Son los santos los que comprendieron bien el mensaje de Jesús: es preferible morir físicamente, antes que cometer un pecado mortal. Un ejemplo es Santo Domingo Savio, el niño discípulo de Don Bosco, cuyo principal propósito formulado el día de su Primera Comunión, fue “morir antes que cometer un pecado mortal”.
Haciendo eco de las palabras de Jesús, la Iglesia no solo prescribe lo que Jesús pide, sino que va más allá, desde el momento en que prefiere que el penitente muera físicamente, antes que cometer un pecado mortal, tal como está prescripto en la fórmula del acto de arrepentimiento de la confesión sacramental: “Antes querría haber muerto que haberos ofendido”. Para la Iglesia, el penitente tiene que estar dispuesto no sólo a perder una parte física de su cuerpo –la mano, el pie, el ojo-, sino principalmente la vida física, natural, y el motivo es que nadie se condena por morir físicamente, pero sí se condenan las almas en el infierno, por toda la eternidad, por un solo pecado mortal cometido.
“Si tu ojo, mano, pie, son ocasión de pecado, córtatelos (…) Más vale entrar con un ojo, manco y con un pie al cielo, que ir todo sano al infierno”. El cristiano debe tener siempre la disposición a perder la vida física antes que cometer un pecado mortal, antes que perder la vida de la gracia; sólo con esta disposición, la de renunciar a los placeres mundanos y terrenos, estará en grado de vivir para siempre en la feliz eternidad.

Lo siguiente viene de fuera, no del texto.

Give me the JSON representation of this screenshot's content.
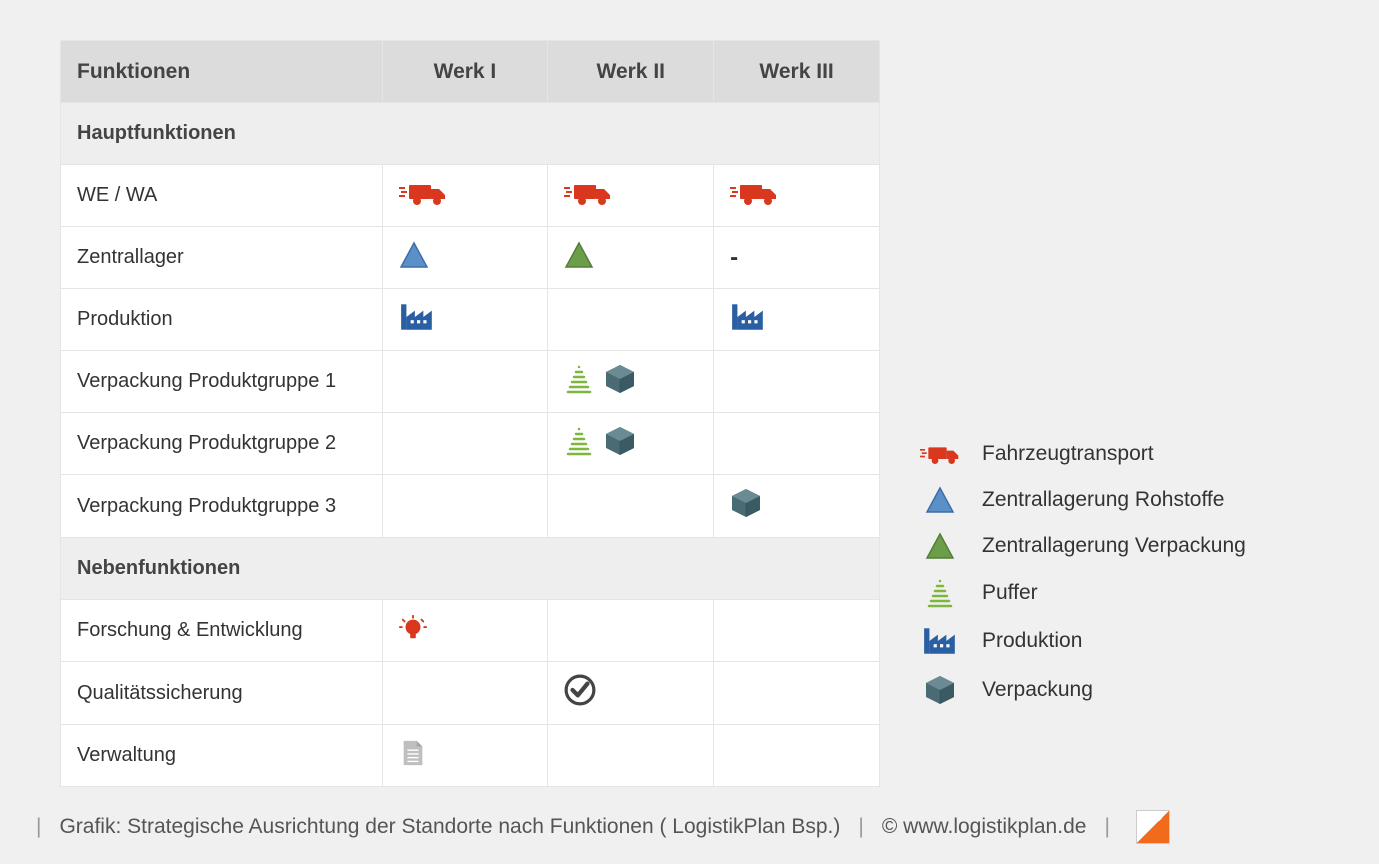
{
  "table": {
    "headers": {
      "functions": "Funktionen",
      "werk1": "Werk I",
      "werk2": "Werk II",
      "werk3": "Werk III"
    },
    "sections": [
      {
        "title": "Hauptfunktionen",
        "rows": [
          {
            "label": "WE / WA",
            "werk1": [
              "truck"
            ],
            "werk2": [
              "truck"
            ],
            "werk3": [
              "truck"
            ]
          },
          {
            "label": "Zentrallager",
            "werk1": [
              "triangle-blue"
            ],
            "werk2": [
              "triangle-green"
            ],
            "werk3": [
              "dash"
            ]
          },
          {
            "label": "Produktion",
            "werk1": [
              "factory"
            ],
            "werk2": [],
            "werk3": [
              "factory"
            ]
          },
          {
            "label": "Verpackung Produktgruppe 1",
            "werk1": [],
            "werk2": [
              "buffer",
              "box"
            ],
            "werk3": []
          },
          {
            "label": "Verpackung Produktgruppe 2",
            "werk1": [],
            "werk2": [
              "buffer",
              "box"
            ],
            "werk3": []
          },
          {
            "label": "Verpackung Produktgruppe 3",
            "werk1": [],
            "werk2": [],
            "werk3": [
              "box"
            ]
          }
        ]
      },
      {
        "title": "Nebenfunktionen",
        "rows": [
          {
            "label": "Forschung & Entwicklung",
            "werk1": [
              "lightbulb"
            ],
            "werk2": [],
            "werk3": []
          },
          {
            "label": "Qualitätssicherung",
            "werk1": [],
            "werk2": [
              "checkmark"
            ],
            "werk3": []
          },
          {
            "label": "Verwaltung",
            "werk1": [
              "document"
            ],
            "werk2": [],
            "werk3": []
          }
        ]
      }
    ]
  },
  "legend": [
    {
      "icon": "truck",
      "label": "Fahrzeugtransport"
    },
    {
      "icon": "triangle-blue",
      "label": "Zentrallagerung Rohstoffe"
    },
    {
      "icon": "triangle-green",
      "label": "Zentrallagerung Verpackung"
    },
    {
      "icon": "buffer",
      "label": "Puffer"
    },
    {
      "icon": "factory",
      "label": "Produktion"
    },
    {
      "icon": "box",
      "label": "Verpackung"
    }
  ],
  "footer": {
    "caption": "Grafik: Strategische Ausrichtung der Standorte nach Funktionen ( LogistikPlan Bsp.)",
    "credit": "© www.logistikplan.de"
  }
}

jueves, 27 de septiembre de 2012

“Tú eres el Mesías, el Hijo de Dios”



“Tú eres el Mesías, el Hijo de Dios” (Lc 9, 18-22). No es casualidad que el único que conteste de modo correcto acerca de la identidad de Jesús sea Pedro: es el Vicario de Cristo, y como tal, está asistido por el Espíritu Santo.
El episodio del Evangelio es significativo y válido no solo para el momento en el que sucedió, sino para toda época, hasta el fin de los tiempos, y por lo tanto, lo es para nuestros tiempos, tanto más, cuanto que la confusión y la oscuridad lo han invadido todo.
Al igual que en la época de Jesús, en la que reinaba una completa confusión acerca de Jesús, también en nuestra época se da la misma confusión, producto del accionar deliberado de innumerables sectas, como los Testigos de Jehová, los Mormones, los Adventistas, Evangelistas, y muchísimos grupos religiosos más. Pero la secta que más confusión y oscuridad provoca, en torno a Jesús, al sentido de esta vida, y a la vida eterna, es la madre de todas las sectas, la Nueva Era o Conspiración de Acuario, secta gnóstica y neo-pagana que persigue la iniciación luciferina planetaria para un futuro no muy lejano.
Y al igual que en tiempos de Jesús, sólo en la Barca de Pedro, en la Iglesia, se encuentra la verdad en toda su plenitud, resguardada y proclamada por el Magisterio de la Iglesia, con el Santo Padre a la cabeza.
La confusión reina en el mundo, pero también en la Iglesia, porque, como dice Pablo VI, “el humo de Satanás ha entrado en la Iglesia”, un humo negro, denso, oscuro, que ofusca mentes y corazones, pervirtiéndolo todo.
Pero la luz del Espíritu Santo, que brilla inextinguible en la Cátedra de Pedro, disipa toda oscuridad y toda siniestra tiniebla. Quien permanece al lado de Pedro y con la fe de Pedro confiesa que Jesús en la Eucaristía es Dios Hijo encarnado, muerto y resucitado, no solo no será nunca envuelto en las tinieblas que se han abatido sobre el mundo, sino que brillará siempre en él la luz de la Verdad eterna de Dios Trino.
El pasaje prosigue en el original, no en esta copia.